Both cards share a solid common foundation: DirectX 12 Ultimate, OpenGL 4.6, ray tracing support, and multi-display capability. Where they diverge meaningfully is in upscaling and display support. The RTX 5060 Ti supports DLSS, NVIDIA's AI-driven upscaling technology that can significantly boost frame rates in supported titles while preserving image quality — a feature absent on the RX 9060 XT. AMD's card has no equivalent listed here, which is a notable gap for gamers who rely on upscaling to push performance headroom in demanding games. The RTX 5060 Ti also supports 4 displays simultaneously versus 3 on the RX 9060 XT, a minor but real advantage for multi-monitor power users.
The RTX 5060 Ti also edges ahead on OpenCL version 3 versus the RX 9060 XT's OpenCL 2.2, which matters for GPU-accelerated compute applications and certain creative workloads that leverage the newer API. On the AMD side, the RX 9060 XT counters with AMD SAM (Smart Access Memory), which allows the CPU to access the full GPU framebuffer for potential performance gains — functionally comparable to NVIDIA's Resizable BAR on the RTX 5060 Ti, so this is effectively a wash between the two platforms.
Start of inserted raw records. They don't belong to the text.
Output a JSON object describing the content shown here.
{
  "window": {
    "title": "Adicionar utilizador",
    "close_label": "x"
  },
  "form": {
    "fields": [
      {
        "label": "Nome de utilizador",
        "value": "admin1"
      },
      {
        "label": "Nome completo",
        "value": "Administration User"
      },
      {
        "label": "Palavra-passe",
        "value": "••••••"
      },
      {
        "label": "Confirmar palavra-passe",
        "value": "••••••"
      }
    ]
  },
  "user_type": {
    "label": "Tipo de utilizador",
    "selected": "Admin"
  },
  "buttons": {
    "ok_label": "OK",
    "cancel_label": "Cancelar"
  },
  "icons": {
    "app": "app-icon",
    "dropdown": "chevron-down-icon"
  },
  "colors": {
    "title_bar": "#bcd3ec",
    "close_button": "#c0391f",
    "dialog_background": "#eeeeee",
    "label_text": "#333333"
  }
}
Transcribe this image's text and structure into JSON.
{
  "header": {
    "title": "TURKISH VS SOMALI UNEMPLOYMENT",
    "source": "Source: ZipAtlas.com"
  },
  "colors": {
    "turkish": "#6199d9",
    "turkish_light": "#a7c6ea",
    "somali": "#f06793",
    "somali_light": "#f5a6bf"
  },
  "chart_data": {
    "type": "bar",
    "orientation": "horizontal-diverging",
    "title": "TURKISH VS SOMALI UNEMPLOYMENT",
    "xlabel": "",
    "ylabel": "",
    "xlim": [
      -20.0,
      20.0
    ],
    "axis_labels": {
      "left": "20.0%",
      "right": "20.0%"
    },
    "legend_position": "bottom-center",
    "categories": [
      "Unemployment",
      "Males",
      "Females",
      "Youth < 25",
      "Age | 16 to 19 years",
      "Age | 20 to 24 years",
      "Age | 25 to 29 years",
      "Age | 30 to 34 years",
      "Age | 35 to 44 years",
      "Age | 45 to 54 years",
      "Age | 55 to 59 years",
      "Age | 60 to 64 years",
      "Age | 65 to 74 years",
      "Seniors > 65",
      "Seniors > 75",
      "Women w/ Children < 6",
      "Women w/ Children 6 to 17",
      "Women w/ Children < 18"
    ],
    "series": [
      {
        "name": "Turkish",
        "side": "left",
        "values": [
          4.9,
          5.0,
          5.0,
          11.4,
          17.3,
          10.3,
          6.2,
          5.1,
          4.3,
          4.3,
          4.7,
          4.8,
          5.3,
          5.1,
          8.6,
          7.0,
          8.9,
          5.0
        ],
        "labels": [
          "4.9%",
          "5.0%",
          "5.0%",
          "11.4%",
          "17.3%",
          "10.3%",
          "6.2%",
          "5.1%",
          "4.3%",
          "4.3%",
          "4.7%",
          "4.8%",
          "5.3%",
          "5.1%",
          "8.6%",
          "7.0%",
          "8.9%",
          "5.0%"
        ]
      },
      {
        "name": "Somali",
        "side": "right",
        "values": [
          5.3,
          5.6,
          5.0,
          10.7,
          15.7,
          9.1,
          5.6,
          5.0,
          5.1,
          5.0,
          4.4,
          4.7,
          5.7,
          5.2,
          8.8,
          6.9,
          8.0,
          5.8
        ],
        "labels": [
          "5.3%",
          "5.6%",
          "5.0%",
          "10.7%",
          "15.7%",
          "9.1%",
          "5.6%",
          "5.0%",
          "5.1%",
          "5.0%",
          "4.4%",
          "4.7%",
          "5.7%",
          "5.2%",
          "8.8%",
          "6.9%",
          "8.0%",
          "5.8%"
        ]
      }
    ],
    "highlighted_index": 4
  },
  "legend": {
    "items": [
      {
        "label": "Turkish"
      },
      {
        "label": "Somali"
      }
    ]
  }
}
The RX 9060 XT also includes RGB lighting, which, while purely aesthetic, may appeal to users building themed systems.
For this features group, the RTX 5060 Ti holds a clear overall advantage. DLSS is a highly impactful real-world differentiator — it is widely supported in modern games and can meaningfully lift frame rates in a way that has no direct counterpart listed for the RX 9060 XT. Add in the broader display support and newer OpenCL version, and the RTX 5060 Ti simply offers a richer feature set for both gaming and compute use cases.